Let us now note some of the major differences between Pakistan and Saudi Arabia in the context of the war on terror. One, the desert is not guerilla-friendly. On a moonlit night you can spot a moving object miles away. Two, Saudi Arabia does not have a terrain where three of the world’s mightiest mountain ranges — the Himalayas, Karakoram and Hindukush — meet. For that reason it does not have those valleys and canyons and dry rivers-beds and hundreds of thousands of caves which provide sanctuary to terrorists armed to the teeth.
In Pakistan, arms for terrorists come from the tribesmen’s own improvised arms industry or are bought from the global market with drug money. The Saudi kingdom wouldn’t tolerate a semi-autonomous arms manufacturing industry which would flood Saudi Arabia not with delicious dates but a variety of arms ranging from a ‘toy’ like the Kalashnikov to the rocket launcher.

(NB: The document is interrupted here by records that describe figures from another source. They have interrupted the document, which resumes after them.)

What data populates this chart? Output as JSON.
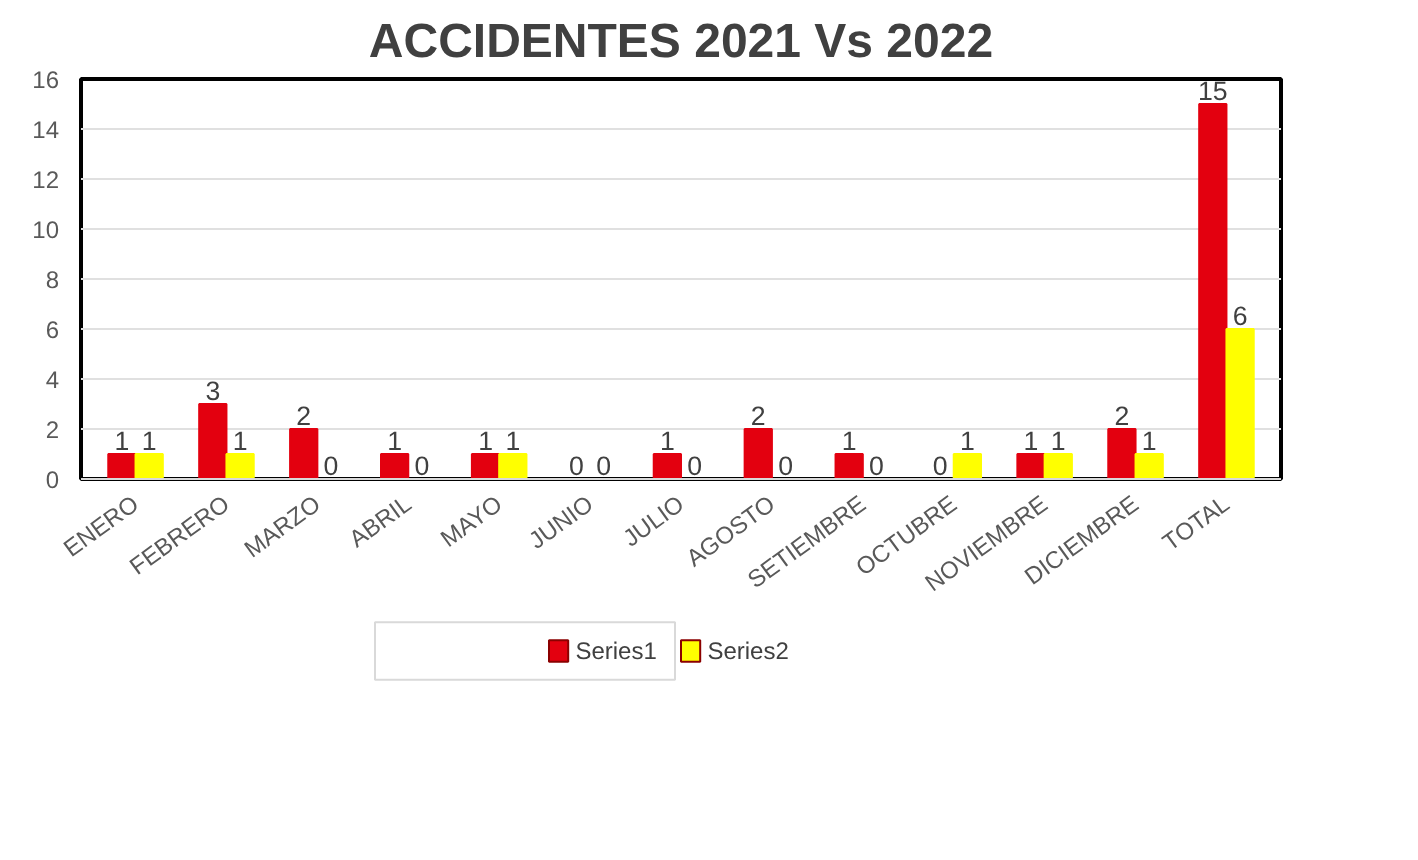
{
  "chart_data": {
    "type": "bar",
    "title": "ACCIDENTES 2021 Vs 2022",
    "categories": [
      "ENERO",
      "FEBRERO",
      "MARZO",
      "ABRIL",
      "MAYO",
      "JUNIO",
      "JULIO",
      "AGOSTO",
      "SETIEMBRE",
      "OCTUBRE",
      "NOVIEMBRE",
      "DICIEMBRE",
      "TOTAL"
    ],
    "series": [
      {
        "name": "Series1",
        "color": "#e3000f",
        "values": [
          1,
          3,
          2,
          1,
          1,
          0,
          1,
          2,
          1,
          0,
          1,
          2,
          15
        ]
      },
      {
        "name": "Series2",
        "color": "#ffff00",
        "values": [
          1,
          1,
          0,
          0,
          1,
          0,
          0,
          0,
          0,
          1,
          1,
          1,
          6
        ]
      }
    ],
    "ylim": [
      0,
      16
    ],
    "yticks": [
      0,
      2,
      4,
      6,
      8,
      10,
      12,
      14,
      16
    ],
    "grid": "y",
    "legend": "bottom",
    "data_labels": true
  }
}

Three, in Saudi Arabia the government controls the ulema, who are not in a position to bully the officials. A slight deviation from the government-authorised version of the Friday sermon, and the imam is in trouble. In Pakistan, the so-called ulema — most of them semi-literates — bully the government and society and are a source of social anarchy. Well-armed and well-funded, Pakistan’s religious parties and institutions are the biggest hindrance in the war on terror and extremism.
Let us note the difference between how Islamabad handled the Lal Masjid rebellion and how the Saudis tackled the failed bid to take over the Grand Mosque and take the royal family hostage. While the Musharraf government acted late and half-heartedly against the Aziz–Rashid duo, let us see the ease — or, if your prefer, the ruthlessness — with which the Saudi government dispatched the rebels
Three decades after the failed takeover of the Grand Mosque in Makkah in November 1979 we do not know the details of how the mutiny was crushed. The Saudis called in French legionnaires to flush out the dissidents. Most rebels died fighting or were later captured and executed. Even encyclopaedias till today have no clue as to the number of the dead. Some accounts say the Grand Mosque was flooded with water and electric current released.
In our case, what do you do if half a dozen terrorists hide in a Swat or Fata village of 20,000? Do you order the army and air force to take out the village? Can any government in Islamabad do what Israel did in Gaza and Lebanon?
Far from taking out the village, even if Pakistani security forces seal off the village for a fortnight, within no time Pakistan’s human rights’ organisations and the pro-Taliban media would be up in arms, with lurid stories about babies dying for want of milk and pregnant women without healthcare in the biting cold. The government would retreat, and the terrorists would be the gainers. Neither Pakistani liberals nor aid-givers understand this point.
Pakistan has taken every imaginable step possible so far as security measures are concerned for tackling the rebellion in Swat and Fata. But Pakistan doesn’t enjoy the support of the liberals, who live in a world of their own, and seem to forget that their theoretical sermons on constitutional and liberal values may sound fine in Scandinavia, but help the Taliban and their supporters in the media and politics over here.